Je fis un petit sourire entendu à mon frère, et nous nous mîmes à rire de bon cœur.
La chape de froid présente dans le compartiment s'évapora en quelques instants pour laisser place au bonheur de nous retrouvailles.
PdV Haykëss Ondine Tomillian
Cela faisait plus de quinze minutes que je parcourais le wagon des premières années sans trouver trace de mon assistante en mauvais coups, j'ai nommé Rose Williamson. Avait-elle raté le train ?
Apparemment, ce n'était pas le cas car je trouvai mon amie dans un des derniers compartiments, appuyée sur la fenêtre et l'air rêveuse.
« Kessie ! »
« Rose ! Je commençais à me demander si tu avais vraiment été admise à Poudlard : ça fait des heures que je te cours après ! » Lui dis-je avec un grand sourire.
« Justement, Kessie, et si … et si ils ne m'acceptaient dans aucune maison ? Et si je n'étais pas vraiment une sorcière ? » Me demanda-t-elle d'une voix angoissée.
Je poussais un soupir de soulagement : ainsi mon amie n'était qu'angoissée par la rentrée, comme bon nombre d'élèves de notre année.
Je m'approchais d'elle et lui posais doucement un bras sur les épaules.
« Rassure-toi, vu toutes les farces que l'on a réussi à mettre au point, je n'ai aucun doute quant au fait que tu sois une sorcière, sois en sûre. Et je peux aussi t'affirmer qui si Dumbledore t'a envoyé la lettre et t'a admise à Poudlard, c'est que tu seras forcément répartie dans une maison. Ne te fais pas de soucis pour ça ! »
Rose me regarda avec de petits yeux et murmura :
« Certaine ? » D'une voix encore un peu tremblante.

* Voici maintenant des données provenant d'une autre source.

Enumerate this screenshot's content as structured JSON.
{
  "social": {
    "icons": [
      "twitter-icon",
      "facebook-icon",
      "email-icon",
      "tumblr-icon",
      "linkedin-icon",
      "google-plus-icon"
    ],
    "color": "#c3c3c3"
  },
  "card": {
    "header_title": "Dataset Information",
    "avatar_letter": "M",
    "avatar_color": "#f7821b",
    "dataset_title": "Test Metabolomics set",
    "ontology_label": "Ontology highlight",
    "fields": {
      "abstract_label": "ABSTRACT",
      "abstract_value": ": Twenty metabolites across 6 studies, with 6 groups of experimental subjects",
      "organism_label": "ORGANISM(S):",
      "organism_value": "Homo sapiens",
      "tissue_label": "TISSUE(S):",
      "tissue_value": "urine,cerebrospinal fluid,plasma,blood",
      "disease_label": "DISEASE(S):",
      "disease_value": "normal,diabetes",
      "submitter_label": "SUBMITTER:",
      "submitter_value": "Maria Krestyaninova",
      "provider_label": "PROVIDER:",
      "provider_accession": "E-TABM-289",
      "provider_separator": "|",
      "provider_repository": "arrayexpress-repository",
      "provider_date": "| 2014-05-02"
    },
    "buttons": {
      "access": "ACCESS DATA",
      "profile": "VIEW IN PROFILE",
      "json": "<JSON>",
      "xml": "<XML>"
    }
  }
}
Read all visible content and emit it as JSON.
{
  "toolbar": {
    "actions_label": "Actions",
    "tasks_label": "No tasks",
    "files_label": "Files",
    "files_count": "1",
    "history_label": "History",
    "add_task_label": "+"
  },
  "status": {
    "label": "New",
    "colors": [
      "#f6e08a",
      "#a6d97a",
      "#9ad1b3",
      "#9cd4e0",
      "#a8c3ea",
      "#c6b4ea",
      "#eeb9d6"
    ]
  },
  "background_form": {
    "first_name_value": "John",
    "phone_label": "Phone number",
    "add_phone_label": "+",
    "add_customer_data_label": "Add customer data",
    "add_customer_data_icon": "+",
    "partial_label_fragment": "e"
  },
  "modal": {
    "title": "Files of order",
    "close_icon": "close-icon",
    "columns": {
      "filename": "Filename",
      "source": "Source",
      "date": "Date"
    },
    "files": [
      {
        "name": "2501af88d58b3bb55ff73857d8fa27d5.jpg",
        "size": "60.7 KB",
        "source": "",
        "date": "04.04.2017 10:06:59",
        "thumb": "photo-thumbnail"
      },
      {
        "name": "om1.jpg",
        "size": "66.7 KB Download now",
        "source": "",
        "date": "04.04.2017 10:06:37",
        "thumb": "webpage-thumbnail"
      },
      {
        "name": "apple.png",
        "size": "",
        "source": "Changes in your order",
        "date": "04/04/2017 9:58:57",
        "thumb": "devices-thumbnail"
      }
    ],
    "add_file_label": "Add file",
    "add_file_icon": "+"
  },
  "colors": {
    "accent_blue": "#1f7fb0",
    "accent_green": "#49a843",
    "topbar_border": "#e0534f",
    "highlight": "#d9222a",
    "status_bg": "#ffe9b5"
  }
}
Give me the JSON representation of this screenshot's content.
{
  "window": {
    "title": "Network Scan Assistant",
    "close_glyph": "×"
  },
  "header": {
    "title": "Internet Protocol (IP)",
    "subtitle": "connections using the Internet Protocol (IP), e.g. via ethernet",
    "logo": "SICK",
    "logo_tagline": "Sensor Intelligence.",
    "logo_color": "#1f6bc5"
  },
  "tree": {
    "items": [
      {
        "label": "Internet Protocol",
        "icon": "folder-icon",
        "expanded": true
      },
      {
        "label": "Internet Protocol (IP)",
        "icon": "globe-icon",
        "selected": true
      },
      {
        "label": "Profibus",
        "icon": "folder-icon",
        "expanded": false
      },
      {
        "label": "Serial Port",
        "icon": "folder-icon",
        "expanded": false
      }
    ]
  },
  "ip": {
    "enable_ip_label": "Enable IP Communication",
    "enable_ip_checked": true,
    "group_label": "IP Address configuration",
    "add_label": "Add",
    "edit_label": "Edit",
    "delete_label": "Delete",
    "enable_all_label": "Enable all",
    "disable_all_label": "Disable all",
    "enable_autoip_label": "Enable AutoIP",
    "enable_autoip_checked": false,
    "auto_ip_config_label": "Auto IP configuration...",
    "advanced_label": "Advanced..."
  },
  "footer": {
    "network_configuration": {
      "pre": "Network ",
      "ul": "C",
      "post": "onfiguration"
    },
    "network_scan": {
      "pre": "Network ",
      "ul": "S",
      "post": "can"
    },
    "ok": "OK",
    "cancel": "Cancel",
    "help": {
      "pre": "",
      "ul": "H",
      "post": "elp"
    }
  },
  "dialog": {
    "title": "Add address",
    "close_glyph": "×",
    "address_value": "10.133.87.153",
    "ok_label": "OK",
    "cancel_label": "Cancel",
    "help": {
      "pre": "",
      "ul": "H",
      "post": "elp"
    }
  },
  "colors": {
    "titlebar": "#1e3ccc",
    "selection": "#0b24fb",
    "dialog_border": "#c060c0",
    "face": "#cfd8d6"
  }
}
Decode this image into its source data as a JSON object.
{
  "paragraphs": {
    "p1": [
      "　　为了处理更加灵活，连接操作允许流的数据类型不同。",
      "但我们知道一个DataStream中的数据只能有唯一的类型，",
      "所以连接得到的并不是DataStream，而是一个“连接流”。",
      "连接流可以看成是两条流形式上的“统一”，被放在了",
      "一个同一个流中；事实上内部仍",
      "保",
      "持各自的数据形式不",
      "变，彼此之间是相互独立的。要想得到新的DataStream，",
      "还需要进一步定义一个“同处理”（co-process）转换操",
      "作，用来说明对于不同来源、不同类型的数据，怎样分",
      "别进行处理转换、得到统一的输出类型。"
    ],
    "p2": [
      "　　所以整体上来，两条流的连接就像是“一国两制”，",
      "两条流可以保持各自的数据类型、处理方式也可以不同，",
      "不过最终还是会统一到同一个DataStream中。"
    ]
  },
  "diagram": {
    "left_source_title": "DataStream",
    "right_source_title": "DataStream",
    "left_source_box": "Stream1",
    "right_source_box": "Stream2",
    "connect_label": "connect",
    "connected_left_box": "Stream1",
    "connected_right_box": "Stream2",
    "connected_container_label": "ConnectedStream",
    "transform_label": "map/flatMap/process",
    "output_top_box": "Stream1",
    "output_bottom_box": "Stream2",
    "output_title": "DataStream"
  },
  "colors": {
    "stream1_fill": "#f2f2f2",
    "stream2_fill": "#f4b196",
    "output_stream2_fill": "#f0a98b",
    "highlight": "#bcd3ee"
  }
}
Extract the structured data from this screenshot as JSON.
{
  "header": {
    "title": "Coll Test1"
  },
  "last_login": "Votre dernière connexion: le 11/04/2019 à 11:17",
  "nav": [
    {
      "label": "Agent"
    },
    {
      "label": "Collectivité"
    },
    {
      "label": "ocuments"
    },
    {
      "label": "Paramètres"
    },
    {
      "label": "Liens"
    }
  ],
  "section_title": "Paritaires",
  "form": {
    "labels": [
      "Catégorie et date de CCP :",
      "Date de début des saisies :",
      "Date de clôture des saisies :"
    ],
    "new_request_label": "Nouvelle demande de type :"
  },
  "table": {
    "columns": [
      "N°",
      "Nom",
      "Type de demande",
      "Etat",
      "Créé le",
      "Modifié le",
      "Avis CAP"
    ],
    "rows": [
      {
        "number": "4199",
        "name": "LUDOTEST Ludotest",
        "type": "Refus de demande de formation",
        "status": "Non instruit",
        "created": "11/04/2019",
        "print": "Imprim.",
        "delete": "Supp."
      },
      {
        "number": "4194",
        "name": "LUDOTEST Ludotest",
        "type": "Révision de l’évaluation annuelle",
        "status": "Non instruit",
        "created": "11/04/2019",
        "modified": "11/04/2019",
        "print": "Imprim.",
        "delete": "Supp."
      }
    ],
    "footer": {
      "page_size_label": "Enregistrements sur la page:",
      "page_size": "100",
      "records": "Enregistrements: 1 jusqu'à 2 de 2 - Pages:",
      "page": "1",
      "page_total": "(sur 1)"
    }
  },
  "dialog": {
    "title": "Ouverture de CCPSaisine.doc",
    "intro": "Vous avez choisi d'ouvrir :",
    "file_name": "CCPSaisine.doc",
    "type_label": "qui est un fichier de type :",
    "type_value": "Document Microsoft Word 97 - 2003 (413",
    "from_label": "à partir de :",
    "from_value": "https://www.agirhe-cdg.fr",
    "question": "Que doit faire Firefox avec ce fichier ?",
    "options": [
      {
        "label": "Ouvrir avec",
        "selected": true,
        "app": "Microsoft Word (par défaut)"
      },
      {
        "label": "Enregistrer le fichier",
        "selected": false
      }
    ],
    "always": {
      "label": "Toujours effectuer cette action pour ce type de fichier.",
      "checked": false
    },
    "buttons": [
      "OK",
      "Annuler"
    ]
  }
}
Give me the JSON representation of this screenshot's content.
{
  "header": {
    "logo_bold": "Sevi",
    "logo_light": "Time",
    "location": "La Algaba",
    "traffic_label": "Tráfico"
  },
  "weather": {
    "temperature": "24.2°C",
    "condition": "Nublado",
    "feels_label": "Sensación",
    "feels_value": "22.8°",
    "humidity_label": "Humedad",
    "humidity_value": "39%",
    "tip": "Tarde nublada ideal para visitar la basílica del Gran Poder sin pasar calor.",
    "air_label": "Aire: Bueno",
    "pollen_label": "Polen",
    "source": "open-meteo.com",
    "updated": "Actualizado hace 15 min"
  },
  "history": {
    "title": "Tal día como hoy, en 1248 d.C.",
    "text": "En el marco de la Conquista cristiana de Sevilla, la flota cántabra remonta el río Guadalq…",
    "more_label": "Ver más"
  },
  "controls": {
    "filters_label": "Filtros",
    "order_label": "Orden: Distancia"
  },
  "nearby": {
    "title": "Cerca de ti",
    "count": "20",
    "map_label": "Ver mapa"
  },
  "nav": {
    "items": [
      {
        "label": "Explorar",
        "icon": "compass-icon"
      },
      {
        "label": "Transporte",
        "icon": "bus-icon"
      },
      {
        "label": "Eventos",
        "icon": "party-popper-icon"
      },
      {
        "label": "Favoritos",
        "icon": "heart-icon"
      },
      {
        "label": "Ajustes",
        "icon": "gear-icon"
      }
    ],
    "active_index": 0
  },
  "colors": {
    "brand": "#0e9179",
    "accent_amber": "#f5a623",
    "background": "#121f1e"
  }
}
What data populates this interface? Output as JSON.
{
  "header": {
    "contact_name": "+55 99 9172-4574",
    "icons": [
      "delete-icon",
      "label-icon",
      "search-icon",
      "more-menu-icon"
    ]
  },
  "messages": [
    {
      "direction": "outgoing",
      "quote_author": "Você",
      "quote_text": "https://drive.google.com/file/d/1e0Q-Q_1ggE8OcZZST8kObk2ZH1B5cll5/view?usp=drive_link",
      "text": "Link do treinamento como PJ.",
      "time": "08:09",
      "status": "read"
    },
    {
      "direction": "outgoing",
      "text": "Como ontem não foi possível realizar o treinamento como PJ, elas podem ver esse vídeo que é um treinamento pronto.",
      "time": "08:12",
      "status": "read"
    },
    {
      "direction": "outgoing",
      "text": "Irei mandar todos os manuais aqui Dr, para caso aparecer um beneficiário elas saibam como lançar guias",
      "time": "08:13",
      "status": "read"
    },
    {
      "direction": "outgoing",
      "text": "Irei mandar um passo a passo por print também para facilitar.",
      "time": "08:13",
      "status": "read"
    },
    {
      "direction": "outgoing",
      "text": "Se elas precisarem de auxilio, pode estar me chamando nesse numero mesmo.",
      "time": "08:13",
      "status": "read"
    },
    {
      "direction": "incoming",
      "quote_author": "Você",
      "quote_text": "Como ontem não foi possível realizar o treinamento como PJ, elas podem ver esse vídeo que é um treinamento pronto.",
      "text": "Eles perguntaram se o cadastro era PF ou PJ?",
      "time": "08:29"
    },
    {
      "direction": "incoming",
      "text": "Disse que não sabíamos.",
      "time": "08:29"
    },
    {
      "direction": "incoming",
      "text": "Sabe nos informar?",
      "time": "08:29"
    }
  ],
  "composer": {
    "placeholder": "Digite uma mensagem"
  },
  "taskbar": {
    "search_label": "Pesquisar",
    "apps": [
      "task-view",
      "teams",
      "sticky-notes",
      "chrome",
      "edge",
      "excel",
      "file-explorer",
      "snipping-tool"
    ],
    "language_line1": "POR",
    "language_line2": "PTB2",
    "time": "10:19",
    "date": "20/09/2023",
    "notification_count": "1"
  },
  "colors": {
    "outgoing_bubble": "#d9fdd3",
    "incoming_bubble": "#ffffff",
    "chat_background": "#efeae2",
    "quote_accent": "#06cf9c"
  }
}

« Certaine ! » Lui répondis-je avec un clin d'œil.
Rose me sourit franchement et se renfrogna.
« C'est facile à dire pour toi ; tu as une sœur et trois frères qui t'ont déjà tout expliqué sur l'école. » Bougonna-t-elle.
« Ouais, ces mêmes-là qui m'ont pourri tout l'été à me raconter toutes les manières qu'ils auraient pour me torturer … Mais ne t'inquiète pas, tu t'y feras vite ! » Lui dis-je en lui faisant un sourire éclatant qui eut pour effet de la plonger dans une profonde crise de rire, dans laquelle je la rejoignis rapidement.
Lorsque nous émergeâmes, quelques minutes plus tard, je fouillai dans ma poche et en sortis un objet que je lançai à mon amie.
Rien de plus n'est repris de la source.